Now, the problem is, from what ARM has been saying, that cache lines
can get migrated to the dying CPU which may contain the "master" copy
of the data, which means that when the dying CPU actually exits
coherency, that data is lost to the rest of the system.

Ideally, what we would like to do is to exit coherency earlier, and
then have some notification mechanism between the dying CPU and the
rest of the system to say that it's finished exiting coherency.
However, we face several issues.

1) v7_coherency_exit() is specific to v7 CPUs and can't be used by
   generic code.

2) we have no way to perform that notification reliably once
   coherency has been exited.

There's other reasons we need to change the notification mechanism,
one of them is that completions use RCU, and RCU isn't actually valid
in this context - and we can't make it valid because the dying CPU
might loose power at any moment after it's called complete().

Paul McKenny created what was a generic infrastructure for this
notification, but I object to it on principle using atomic_t... and
if we've exited coherency (as we would want to), it won't work
because it makes use of atomic_cmpxchg() on the dying CPU.
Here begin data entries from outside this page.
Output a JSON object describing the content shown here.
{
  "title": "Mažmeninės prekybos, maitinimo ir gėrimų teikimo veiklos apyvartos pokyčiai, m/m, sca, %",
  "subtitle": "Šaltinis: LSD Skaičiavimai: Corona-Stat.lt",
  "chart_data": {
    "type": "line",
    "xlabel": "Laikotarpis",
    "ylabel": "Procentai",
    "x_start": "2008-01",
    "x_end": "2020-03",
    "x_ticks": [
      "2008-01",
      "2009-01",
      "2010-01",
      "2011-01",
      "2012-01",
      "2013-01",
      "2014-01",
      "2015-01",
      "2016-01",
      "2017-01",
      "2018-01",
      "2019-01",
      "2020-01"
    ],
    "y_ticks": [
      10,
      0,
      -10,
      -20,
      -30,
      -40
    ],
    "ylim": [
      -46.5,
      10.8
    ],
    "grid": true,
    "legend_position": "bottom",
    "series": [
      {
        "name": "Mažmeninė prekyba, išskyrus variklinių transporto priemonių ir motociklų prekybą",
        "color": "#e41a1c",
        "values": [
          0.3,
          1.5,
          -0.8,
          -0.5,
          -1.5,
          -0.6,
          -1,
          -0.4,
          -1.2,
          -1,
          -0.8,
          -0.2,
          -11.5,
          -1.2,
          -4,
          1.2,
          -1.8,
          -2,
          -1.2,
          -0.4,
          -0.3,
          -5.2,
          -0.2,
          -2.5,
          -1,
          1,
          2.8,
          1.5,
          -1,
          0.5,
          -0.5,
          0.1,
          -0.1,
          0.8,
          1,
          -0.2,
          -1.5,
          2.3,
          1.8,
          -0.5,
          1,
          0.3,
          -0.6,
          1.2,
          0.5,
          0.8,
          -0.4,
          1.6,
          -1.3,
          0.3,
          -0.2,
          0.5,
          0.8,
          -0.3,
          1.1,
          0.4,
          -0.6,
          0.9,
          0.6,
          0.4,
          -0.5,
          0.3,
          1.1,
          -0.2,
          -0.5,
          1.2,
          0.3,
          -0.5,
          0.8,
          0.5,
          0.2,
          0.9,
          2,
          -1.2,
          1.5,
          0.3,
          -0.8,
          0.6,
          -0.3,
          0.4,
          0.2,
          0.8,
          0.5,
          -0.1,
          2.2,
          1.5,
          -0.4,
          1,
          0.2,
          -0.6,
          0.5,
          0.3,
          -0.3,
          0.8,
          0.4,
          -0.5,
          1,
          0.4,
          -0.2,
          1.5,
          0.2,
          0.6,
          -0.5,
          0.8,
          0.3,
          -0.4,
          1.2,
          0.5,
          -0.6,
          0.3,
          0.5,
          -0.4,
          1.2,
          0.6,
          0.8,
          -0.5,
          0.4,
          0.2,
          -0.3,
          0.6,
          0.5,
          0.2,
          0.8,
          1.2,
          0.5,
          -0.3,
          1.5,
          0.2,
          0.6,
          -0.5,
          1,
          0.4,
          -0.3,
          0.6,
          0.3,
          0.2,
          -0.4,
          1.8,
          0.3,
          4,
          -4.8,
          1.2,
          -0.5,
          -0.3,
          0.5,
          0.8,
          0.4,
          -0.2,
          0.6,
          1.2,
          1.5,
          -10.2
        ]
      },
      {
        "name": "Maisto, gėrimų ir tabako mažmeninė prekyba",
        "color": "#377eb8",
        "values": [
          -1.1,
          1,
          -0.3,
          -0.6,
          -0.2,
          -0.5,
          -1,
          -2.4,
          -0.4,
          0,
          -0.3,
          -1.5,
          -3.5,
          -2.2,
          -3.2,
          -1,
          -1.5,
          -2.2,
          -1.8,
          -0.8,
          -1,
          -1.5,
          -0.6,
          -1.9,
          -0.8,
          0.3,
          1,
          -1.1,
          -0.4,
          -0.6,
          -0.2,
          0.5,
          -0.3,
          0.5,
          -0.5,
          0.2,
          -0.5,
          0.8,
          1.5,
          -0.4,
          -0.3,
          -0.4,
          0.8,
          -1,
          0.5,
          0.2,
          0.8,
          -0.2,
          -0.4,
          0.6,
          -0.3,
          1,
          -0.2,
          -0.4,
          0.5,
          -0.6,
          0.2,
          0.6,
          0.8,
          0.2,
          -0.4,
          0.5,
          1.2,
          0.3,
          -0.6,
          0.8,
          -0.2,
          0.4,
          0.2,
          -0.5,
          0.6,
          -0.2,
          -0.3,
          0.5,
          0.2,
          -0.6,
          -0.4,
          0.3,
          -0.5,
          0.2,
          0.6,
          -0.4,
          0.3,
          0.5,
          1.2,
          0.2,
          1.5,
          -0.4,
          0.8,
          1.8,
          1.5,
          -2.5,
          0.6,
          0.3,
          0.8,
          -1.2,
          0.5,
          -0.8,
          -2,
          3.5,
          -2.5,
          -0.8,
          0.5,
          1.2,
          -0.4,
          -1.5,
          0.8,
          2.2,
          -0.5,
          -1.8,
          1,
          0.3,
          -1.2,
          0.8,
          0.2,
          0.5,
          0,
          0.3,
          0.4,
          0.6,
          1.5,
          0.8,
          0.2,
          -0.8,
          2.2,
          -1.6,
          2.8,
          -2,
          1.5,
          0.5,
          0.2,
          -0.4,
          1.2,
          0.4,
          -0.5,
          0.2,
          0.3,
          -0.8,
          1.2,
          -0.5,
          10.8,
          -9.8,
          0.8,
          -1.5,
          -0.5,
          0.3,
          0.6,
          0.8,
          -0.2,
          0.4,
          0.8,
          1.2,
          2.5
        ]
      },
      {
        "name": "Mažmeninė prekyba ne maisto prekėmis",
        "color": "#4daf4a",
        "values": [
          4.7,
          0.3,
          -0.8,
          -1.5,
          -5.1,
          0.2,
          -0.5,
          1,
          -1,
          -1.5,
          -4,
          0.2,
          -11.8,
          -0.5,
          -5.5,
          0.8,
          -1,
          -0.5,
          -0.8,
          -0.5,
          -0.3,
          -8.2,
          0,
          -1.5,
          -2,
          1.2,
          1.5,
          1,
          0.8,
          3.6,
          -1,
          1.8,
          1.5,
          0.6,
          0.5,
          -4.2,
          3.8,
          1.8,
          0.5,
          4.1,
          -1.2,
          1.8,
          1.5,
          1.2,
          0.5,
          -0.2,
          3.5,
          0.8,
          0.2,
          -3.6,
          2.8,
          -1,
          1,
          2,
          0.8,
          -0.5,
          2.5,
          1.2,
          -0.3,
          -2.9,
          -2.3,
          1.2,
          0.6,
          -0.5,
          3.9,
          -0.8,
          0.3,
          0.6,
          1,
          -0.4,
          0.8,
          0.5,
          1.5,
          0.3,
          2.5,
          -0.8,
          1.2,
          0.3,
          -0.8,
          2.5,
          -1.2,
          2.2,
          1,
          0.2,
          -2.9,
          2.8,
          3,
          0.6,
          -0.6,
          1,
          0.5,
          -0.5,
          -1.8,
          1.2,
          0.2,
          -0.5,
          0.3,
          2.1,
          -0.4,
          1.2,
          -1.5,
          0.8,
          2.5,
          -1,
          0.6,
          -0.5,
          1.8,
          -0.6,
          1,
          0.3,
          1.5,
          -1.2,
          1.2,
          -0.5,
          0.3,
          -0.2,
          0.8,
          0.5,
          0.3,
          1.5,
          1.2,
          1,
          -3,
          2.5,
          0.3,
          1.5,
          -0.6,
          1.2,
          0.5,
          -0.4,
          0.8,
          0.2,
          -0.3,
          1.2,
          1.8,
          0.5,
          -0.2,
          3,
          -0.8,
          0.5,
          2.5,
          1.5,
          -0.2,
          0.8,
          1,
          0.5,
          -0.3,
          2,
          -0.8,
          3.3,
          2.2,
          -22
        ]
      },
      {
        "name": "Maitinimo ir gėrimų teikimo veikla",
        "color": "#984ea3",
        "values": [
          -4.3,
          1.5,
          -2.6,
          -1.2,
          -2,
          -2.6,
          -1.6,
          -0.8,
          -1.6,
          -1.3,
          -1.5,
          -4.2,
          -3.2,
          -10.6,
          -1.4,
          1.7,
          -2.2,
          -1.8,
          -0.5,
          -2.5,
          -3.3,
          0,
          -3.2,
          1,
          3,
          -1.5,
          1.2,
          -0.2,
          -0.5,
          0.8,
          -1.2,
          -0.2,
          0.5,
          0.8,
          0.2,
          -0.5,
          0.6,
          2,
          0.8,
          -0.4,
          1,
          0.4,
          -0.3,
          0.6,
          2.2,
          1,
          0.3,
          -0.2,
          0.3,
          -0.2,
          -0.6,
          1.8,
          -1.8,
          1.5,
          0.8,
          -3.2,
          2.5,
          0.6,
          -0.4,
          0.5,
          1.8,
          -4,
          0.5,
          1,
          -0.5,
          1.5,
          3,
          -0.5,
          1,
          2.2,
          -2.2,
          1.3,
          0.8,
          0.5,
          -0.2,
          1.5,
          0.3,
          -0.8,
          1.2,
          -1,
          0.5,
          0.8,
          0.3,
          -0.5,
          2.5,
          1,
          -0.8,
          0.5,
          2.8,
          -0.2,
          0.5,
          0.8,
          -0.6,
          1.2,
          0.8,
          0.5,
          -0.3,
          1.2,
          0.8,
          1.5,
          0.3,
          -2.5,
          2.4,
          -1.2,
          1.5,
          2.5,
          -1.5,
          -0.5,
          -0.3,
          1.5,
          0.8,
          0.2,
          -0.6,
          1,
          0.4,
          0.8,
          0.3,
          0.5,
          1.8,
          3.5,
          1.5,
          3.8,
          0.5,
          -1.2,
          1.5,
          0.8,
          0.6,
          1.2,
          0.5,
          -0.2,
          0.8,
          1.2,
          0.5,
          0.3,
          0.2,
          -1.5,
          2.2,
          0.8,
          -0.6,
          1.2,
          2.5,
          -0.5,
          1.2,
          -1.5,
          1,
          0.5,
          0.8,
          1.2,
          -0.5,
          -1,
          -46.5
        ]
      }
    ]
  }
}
I've been working on a solution to use an IPI to notify from the
dying CPU, but that's fraught because of the separation of the IRQ
controller code from the architecture code, and we now have spinlocks
in the IPI-raising path due to the big.LITTLE stuff - and spinlocks
need coherency to be working.

So, we're actually in a very sticky position over taking CPUs offline.
It seems to be something that the ARM architecture and kernel
architecture doesn't actually allow to be done safely.  So much so,
that in a similar way to the original Keystone 2 physical address
switch, I'm tempted to make taking a CPU offline taint the kernel!

We're going to end up with tainted kernels through this path when Paul
pushes his RCU correctness patches anyway anyway, so it's just a
matter of the inevitable taint happening sooner or later.

-- 
FTTC broadband for 0.8mile line: currently at 10.5Mbps down 400kbps up
according to speedtest.net.